Another perfectly accurate portrayal is the hunting down and murdering of any and all black people who were unfortunate enough to be on the streets of New York. Since Lincoln’s Emancipation Proclamation had recently declared emancipation to be a purpose of the war, the draft protesters vented their hatred for Lincoln and his war on the hapless black people of New York City. There are scenes in the movie of black men being beaten to death and lynched, which once again is perfectly accurate.

Just as realistic is the scene where thousands of federal troops are called up from the recently concluded Battle of Gettysburg and ordered to fire indiscriminately into the crowds. Hundreds of unarmed draft protesters, including women and children, are gunned down and are shown laying dead in the streets. This really happened, and is well documented in Bernstein’s book and elsewhere, but most Americans have never heard of it (naturally).
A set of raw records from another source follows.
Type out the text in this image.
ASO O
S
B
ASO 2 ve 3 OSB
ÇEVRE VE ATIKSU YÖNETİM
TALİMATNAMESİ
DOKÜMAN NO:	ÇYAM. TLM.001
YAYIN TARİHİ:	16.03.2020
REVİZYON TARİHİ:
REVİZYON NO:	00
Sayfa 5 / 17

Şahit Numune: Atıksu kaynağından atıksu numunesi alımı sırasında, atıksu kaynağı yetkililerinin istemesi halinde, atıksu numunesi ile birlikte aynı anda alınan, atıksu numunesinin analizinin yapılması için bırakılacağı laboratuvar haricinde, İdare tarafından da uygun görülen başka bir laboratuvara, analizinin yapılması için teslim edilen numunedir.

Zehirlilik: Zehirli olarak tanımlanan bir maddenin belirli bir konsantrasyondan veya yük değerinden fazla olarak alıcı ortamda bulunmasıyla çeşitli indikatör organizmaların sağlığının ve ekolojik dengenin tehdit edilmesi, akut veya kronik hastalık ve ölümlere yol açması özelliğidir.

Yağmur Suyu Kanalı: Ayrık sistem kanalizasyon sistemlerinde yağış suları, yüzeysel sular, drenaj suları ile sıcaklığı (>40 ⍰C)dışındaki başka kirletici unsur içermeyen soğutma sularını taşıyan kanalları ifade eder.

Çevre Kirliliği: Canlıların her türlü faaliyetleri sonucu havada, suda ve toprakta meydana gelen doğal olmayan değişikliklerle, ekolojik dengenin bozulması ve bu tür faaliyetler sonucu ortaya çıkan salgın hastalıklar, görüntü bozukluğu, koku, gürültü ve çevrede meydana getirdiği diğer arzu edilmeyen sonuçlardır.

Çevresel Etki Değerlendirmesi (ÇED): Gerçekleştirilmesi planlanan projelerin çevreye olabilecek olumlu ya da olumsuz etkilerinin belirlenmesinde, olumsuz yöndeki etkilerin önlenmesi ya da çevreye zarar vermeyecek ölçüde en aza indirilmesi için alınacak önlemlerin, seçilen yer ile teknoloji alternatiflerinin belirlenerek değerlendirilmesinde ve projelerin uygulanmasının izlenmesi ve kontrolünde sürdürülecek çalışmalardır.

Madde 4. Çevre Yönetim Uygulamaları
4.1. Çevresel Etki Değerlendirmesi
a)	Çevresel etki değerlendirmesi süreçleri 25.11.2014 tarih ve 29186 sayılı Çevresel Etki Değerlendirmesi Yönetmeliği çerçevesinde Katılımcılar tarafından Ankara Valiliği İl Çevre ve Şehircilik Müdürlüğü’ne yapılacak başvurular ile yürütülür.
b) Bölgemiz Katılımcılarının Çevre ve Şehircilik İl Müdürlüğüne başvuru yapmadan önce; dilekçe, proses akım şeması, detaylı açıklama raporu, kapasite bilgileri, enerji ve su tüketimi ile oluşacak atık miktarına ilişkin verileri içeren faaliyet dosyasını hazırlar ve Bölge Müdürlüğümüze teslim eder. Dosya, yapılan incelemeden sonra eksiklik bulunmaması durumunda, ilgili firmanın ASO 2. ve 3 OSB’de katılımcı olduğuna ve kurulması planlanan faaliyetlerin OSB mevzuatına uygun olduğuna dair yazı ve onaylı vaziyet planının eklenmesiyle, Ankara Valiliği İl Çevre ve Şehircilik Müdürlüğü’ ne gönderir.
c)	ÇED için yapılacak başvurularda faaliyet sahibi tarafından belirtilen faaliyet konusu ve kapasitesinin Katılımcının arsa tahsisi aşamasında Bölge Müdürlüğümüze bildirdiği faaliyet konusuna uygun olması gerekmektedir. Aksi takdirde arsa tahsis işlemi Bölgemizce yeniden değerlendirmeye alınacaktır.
Gunships are also shown bombarding the parts of the city where the rioting was taking place.

An eyewitness to the riots was Colonel Arthur Fremantle, the British emissary to the Confederate government who happened to be heading back to England at the time from the Port of New York. In his memoirs of his time with Robert E. Lee’s Army of Northern Virginia entitled Three Months in the Southern States, Fremantle wrote of the riots:

The reports of outrages, hangings, and murder, were now most alarming, the terror and anxiety were universal. All shops were shut: all carriages and omnibuses had ceased running. No colored man or woman was visible or safe in the streets, or even in his own dwelling. Telegraphs were cut, and railroad tracks torn up. The draft was suspended, and the mob evidently had the upper hand. The people who can’t pay $300 naturally hate being forced to fight in order to liberate the very race who they are most anxious should be slaves. It is their direct interest not only that all slaves should remain slaves, but that the free Northern Negroes who compete with them for labor should be sent to the South also.

Scorcese and his producers must also have read Fremantle’s book as well as The Fremantle Diary, which also discusses the draft riots.

“The Gangs of New York” is truly remarkable for its accurate portrayal of anti-Lincoln protesters in New York City in 1863, which has to be the most politically incorrect movie segment of the past several decades. This should pique the public’s curiosity about the true history of Lincoln’s war. It is a good prelude to an even more stunning cinematic event about Lincoln’s war, the movie “Gods and Generals,” which is scheduled for release on February 27.